7. Explico. Ambas as funções ditas “institucionais” são as que melhor

tipificam o Ministério Público enquanto instituição que bem pode tomar a dianteira das coisas, se assim preferir, pois o fato é que:

I – o inciso II do art. 129 deixa até literalmente posto que é próprio dos

agentes ministeriais públicos promover os meios ou as medidas que se fizerem necessárias ao seu mister de zelar pela integridade dos direitos (todos eles) assegurados pela Constituição, perante, justamente, os Poderes Públicos e as entidades encarregadas da prestação dos serviços de relevância pública (entre os quais figuram a educação e a saúde pública);

II – já no inciso VII desse mesmo art. 129, a Constituição faz uso do

vocábulo “controle externo” como o fez a propósito da atuação do Poder Legislativo e do Tribunal de Contas da União (arts. 74 a 75): atividade estatal que se desempenha mediante ação de ver, diligenciar, pesquisar, fiscalizar, examinar, enfim, sem o quê não se forma um livre convencimento.
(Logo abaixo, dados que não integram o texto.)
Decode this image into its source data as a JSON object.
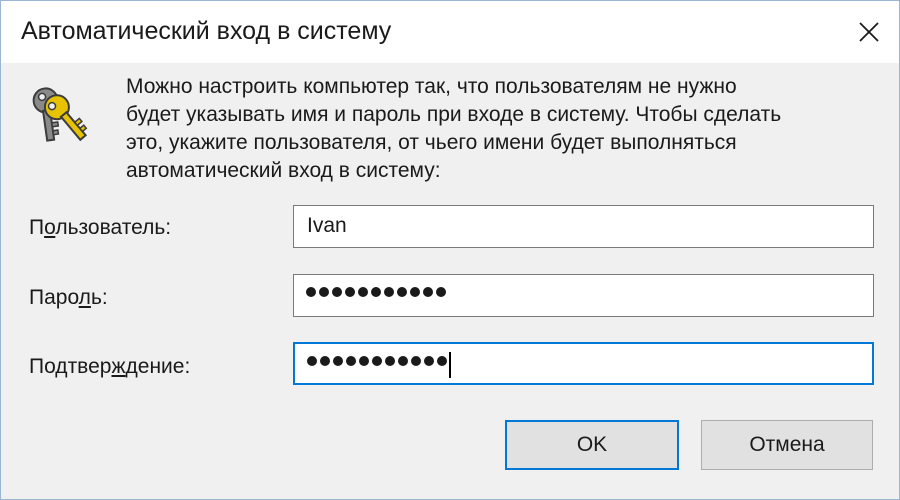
{
  "window": {
    "title": "Автоматический вход в систему",
    "close_icon": "close-icon"
  },
  "description": {
    "icon": "keys-icon",
    "lines": [
      "Можно настроить компьютер так, что пользователям не нужно",
      "будет указывать имя и пароль при входе в систему. Чтобы сделать",
      "это, укажите пользователя, от чьего имени будет выполняться",
      "автоматический вход в систему:"
    ]
  },
  "form": {
    "user": {
      "label_pre": "П",
      "label_ul": "о",
      "label_post": "льзователь:",
      "value": "Ivan"
    },
    "password": {
      "label_pre": "Паро",
      "label_ul": "л",
      "label_post": "ь:",
      "value": "●●●●●●●●●●●",
      "masked_length": 11
    },
    "confirm": {
      "label_pre": "Подтвер",
      "label_ul": "ж",
      "label_post": "дение:",
      "value": "●●●●●●●●●●●",
      "masked_length": 11,
      "focused": true
    }
  },
  "buttons": {
    "ok_label": "OK",
    "cancel_label": "Отмена"
  },
  "colors": {
    "accent": "#0078d7",
    "dialog_bg": "#f0f0f0",
    "key_gold": "#d8b400",
    "key_gray": "#7d7d7d"
  }
}
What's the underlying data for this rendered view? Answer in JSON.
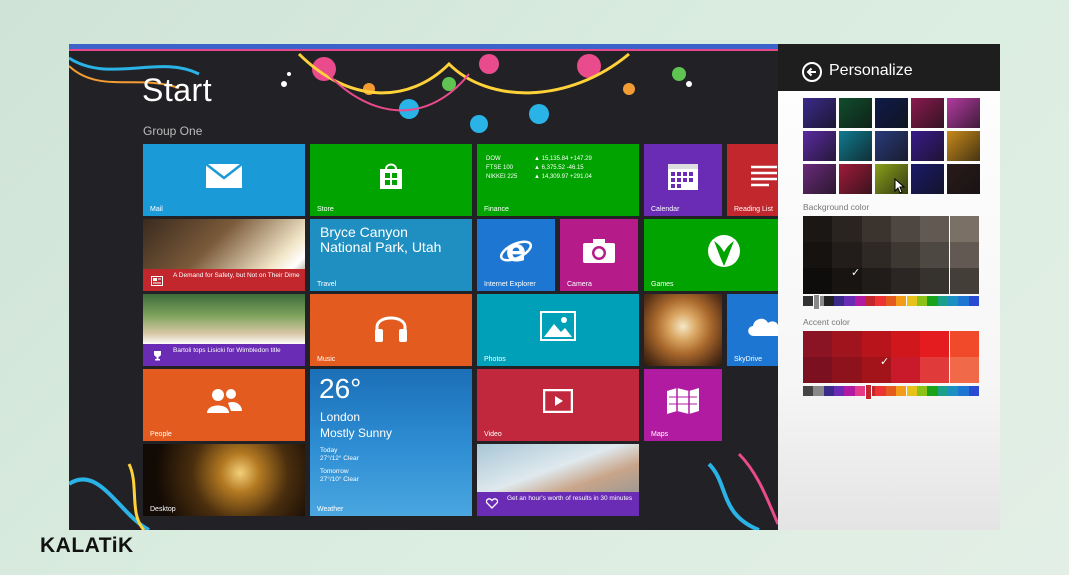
{
  "start": {
    "title": "Start",
    "group": "Group One"
  },
  "tiles": {
    "mail": "Mail",
    "store": "Store",
    "finance": {
      "label": "Finance",
      "rows": [
        {
          "name": "DOW",
          "value": "▲ 15,135.84 +147.29"
        },
        {
          "name": "FTSE 100",
          "value": "▲ 6,375.52 -46.15"
        },
        {
          "name": "NIKKEI 225",
          "value": "▲ 14,309.97 +291.04"
        }
      ]
    },
    "calendar": "Calendar",
    "reading_list": "Reading List",
    "news": "A Demand for Safety, but Not on Their Dime",
    "travel": {
      "title": "Bryce Canyon National Park, Utah",
      "label": "Travel"
    },
    "internet_explorer": "Internet Explorer",
    "camera": "Camera",
    "games": "Games",
    "sports": "Bartoli tops Lisicki for Wimbledon title",
    "music": "Music",
    "photos": "Photos",
    "skydrive": "SkyDrive",
    "people": "People",
    "weather": {
      "temp": "26°",
      "city": "London",
      "condition": "Mostly Sunny",
      "today_label": "Today",
      "today_value": "27°/12° Clear",
      "tomorrow_label": "Tomorrow",
      "tomorrow_value": "27°/10° Clear",
      "label": "Weather"
    },
    "video": "Video",
    "maps": "Maps",
    "desktop": "Desktop",
    "health": "Get an hour's worth of results in 30 minutes"
  },
  "personalize": {
    "title": "Personalize",
    "background_color_label": "Background color",
    "accent_color_label": "Accent color"
  },
  "colors": {
    "mail": "#1a9bd7",
    "store": "#00a300",
    "finance": "#00a300",
    "calendar": "#6a2bb5",
    "reading_list": "#c1272d",
    "travel": "#1f8fc1",
    "internet_explorer": "#1d77d2",
    "camera": "#b51c8a",
    "games": "#00a300",
    "music": "#e35b1e",
    "photos": "#00a0b8",
    "skydrive": "#1d77d2",
    "people": "#e35b1e",
    "video": "#c1273d",
    "maps": "#b11ba1",
    "news_caption": "#c1272d",
    "sports_caption": "#6a2bb5",
    "health_caption": "#6a2bb5"
  },
  "brand": {
    "name": "KALATiK"
  }
}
Não se atua com plena consciência das coisas.

8. Investigar fatos, documentos e pessoas, assim, é da natureza do

Ministério Público. É o seu modo de estar em permanente atuação de custos legis ou de defesa da lei. De custos iuris ou de defesa do Direito. Seja para lavrar um parecer, seja para oferecer uma denúncia, ou não oferecer, ou seja ainda para pedir até mesmo a absolvição de quem já foi denunciado.

9. Privar o Ministério Público dessa peculiaríssima atividade de defensor do Direito e promotor da Justiça é apartá-lo de si mesmo. É desnaturá-lo. Dessubstanciá-lo até não restar pedra sobre pedra ou, pior ainda, reduzi-lo à infamante condição de bobo da Corte. Sem que sua inafastável capacidade de investigação criminal por conta própria venha a significar, todavia, o poder de abrir e presidir inquérito policial.

10. Com efeito, é preciso distinguir as coisas. Se todo inquérito policial

implica uma investigação criminal, nem toda investigação criminal implica um inquérito policial. Mas o que não se tolera, sob o pálio da Lex Maxima de 1988, é condicionar ao exclusivo impulso da Polícia a propositura das ações penais públicas. Ações que só o Ministério Público pode ajuizar (inciso I do art. 129 da Lei das Leis) e que têm na livre formação do convencimento dos promotores e procuradores de justiça a razão de ser da sua institucionalização como figura de Direito.